T-Online is big in Germany and the UK, but that's a small part of the internet.
The idea behind the internet is that every machine on the network is a peer, and all peers have equal access to eachother, limited by available bandwidth.
DNS is a hierarchical structure, but the Internet itself is not. DNS has top level domains, like .com, .net, .org, and they work with lower level providers that distributes all the works, in a pyramid like fashion.
When you look up a domain name, it goes to your local providers dns server, that server then forwards the request on to a higher-level server and so on until something is returned or it's run out of places to check.
TCP/IP is the underlying communications protocol that most equipment on the internet uses. TCP/IP is not a heirarchy structure. It's agnostic and sends packets along a "best path" as determined by the router it's currently passing through.

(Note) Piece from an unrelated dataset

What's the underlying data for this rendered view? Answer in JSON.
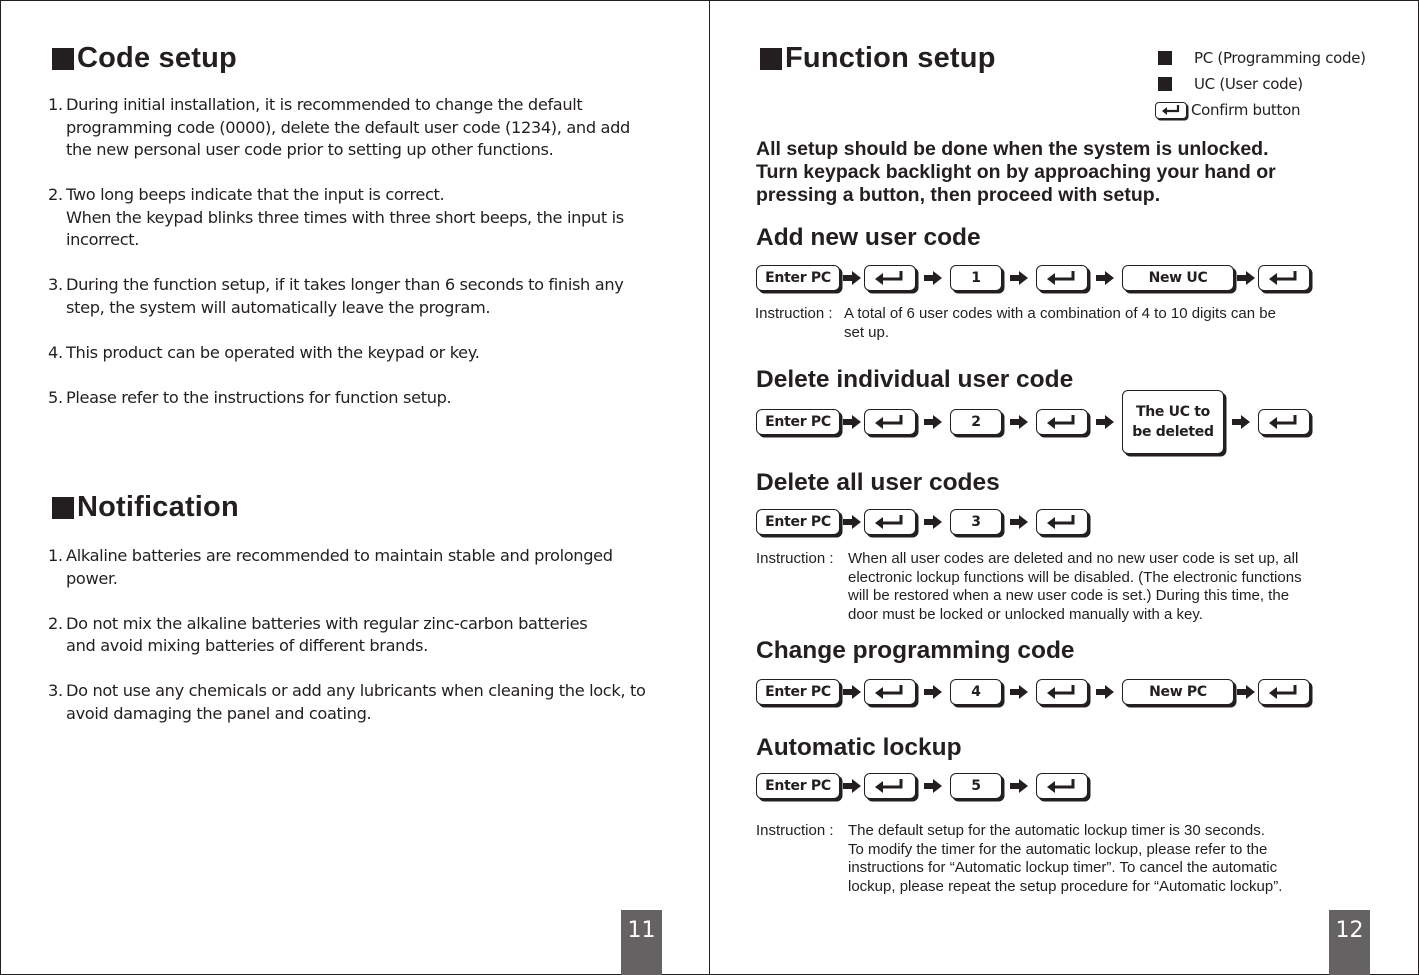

This is why service providers like comcast that want to cap bandwidth, block protocols and ports are extremely dangerous to the internet. They make it so that there is no peer-to-peer relationship, but a master/slave or server/client relationship. You the customer are the client and never the server. This is against the spirit of the internet and why it's so great. Companies that want to package the Internet like they package cable TV stations are dangerous. Bills like SOPA/PROTECT-IP that wants to mess with the DNS infrastructure and kill user generated content are dangerous to our Internet.
*Note, there is a bit of a heirchy when it comes to you and your providers gaining access to backbone lines, but the packets themselves that flow over these lines ignore this heirchy, at least, in a perfect world.